The idea is similar to the quotient module. First, we alternate between instructions \(i_{1}\) and \(i_{2}\), until one of them run out of viruses. On the one hand, if \(h_{2}\) runs out of viruses first, then it means that b can be subtracted once again from a. When this happens, instruction \(i_{5}\) is selected, that takes back all the viruses from \(h_{4}\) to \(h_{2}\), when this process finishes, all the viruses from \(h_{3}\) are sent to the host \(h_{5}\), that is a “garbage” collector, and it goes back to instruction \(i_{1}\). This happens each \(4b+3\) steps. On the other hand, if \(h_{1}\) runs out of viruses first, the finalization protocol starts, first by activating the instruction \(i_{5}\), that sends all of the viruses from \(h_{3}\) to the environment. This whole process leads to a halting configuration \(\mathcal {C}_{\lfloor a/b \rfloor \cdot (4b+3) + remainder(a,b) + 3}\).

4 Conclusions and Future Work

The idea of this work is to establish some ideas for later applications in the framework of information fusion. In [3], the four basic arithmetical operators are used to give an explicit basic probability assignment (BPA) calculator by means of Spiking Neural P systems.
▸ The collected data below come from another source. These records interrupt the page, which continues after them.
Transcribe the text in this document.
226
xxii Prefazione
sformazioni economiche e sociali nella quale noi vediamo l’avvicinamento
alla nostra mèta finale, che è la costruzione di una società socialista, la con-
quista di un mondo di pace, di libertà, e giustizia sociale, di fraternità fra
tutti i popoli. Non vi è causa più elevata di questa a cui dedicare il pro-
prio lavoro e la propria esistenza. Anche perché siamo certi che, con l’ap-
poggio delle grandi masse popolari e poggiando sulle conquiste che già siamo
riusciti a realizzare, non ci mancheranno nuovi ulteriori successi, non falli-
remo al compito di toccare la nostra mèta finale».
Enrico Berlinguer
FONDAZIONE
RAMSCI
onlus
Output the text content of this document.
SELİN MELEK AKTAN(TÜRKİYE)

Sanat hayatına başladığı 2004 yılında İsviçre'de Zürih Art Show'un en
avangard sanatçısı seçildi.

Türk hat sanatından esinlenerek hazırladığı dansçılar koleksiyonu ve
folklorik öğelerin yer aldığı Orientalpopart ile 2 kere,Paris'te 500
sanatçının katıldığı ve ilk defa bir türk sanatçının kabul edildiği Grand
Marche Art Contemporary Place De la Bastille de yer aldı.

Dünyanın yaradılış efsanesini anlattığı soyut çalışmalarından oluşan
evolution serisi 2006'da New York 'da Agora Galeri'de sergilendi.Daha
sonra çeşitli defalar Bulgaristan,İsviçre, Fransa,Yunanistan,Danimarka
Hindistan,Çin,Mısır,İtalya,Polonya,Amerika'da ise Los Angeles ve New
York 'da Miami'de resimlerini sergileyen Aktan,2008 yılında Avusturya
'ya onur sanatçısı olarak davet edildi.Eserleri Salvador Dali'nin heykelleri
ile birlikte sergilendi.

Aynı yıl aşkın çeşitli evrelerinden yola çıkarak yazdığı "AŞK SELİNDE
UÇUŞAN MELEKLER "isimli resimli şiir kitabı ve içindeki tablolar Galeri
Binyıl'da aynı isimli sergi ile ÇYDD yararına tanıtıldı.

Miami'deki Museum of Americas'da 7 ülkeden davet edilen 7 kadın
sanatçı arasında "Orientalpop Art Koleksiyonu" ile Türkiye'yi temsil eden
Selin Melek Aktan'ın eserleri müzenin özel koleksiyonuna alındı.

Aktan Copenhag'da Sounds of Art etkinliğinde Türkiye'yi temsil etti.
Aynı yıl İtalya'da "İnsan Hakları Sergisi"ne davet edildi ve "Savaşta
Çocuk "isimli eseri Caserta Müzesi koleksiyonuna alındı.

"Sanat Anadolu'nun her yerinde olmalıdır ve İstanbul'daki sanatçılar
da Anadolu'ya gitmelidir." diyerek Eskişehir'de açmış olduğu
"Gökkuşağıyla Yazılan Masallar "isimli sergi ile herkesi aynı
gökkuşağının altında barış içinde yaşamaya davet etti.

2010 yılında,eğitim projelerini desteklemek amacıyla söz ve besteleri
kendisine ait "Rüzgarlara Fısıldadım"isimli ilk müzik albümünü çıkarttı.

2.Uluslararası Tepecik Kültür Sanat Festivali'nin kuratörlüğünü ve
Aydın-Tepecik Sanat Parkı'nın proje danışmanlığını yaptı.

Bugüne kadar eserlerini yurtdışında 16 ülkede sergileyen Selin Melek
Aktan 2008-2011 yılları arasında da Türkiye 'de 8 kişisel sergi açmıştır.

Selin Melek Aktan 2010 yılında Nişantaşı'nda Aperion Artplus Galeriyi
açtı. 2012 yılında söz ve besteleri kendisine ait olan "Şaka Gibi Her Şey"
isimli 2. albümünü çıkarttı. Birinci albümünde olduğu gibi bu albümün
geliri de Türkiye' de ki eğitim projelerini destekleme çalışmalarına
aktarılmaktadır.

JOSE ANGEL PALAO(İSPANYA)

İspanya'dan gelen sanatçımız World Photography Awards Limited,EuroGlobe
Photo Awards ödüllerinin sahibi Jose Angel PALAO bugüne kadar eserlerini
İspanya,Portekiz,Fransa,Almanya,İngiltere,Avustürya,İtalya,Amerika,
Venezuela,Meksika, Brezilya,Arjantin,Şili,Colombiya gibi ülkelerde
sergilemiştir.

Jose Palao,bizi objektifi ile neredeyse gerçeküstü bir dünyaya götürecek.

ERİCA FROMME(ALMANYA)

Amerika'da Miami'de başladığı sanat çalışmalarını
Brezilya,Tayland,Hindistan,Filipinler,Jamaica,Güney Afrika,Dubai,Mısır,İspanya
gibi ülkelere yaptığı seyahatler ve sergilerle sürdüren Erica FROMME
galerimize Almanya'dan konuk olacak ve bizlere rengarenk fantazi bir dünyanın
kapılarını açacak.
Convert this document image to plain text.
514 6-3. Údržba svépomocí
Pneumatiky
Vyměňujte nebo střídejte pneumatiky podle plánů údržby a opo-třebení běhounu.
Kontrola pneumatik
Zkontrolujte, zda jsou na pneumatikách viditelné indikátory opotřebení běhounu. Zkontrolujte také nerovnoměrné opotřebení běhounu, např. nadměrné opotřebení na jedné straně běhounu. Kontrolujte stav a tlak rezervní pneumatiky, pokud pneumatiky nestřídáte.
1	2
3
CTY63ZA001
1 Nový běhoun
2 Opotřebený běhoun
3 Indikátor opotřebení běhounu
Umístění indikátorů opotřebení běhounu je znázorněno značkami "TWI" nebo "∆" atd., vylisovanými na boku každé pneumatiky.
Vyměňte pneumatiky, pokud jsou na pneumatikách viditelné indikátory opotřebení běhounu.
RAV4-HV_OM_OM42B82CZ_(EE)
Since the encoding is totally different in this framework, some changes must be introduced in order to obtain such kind of calculator.

Apart from that, and since the framework is in a very early stage, several research lines are open, as well as some ideas for extension of the model, in a similar way to extensions in the framework of Membrane Computing.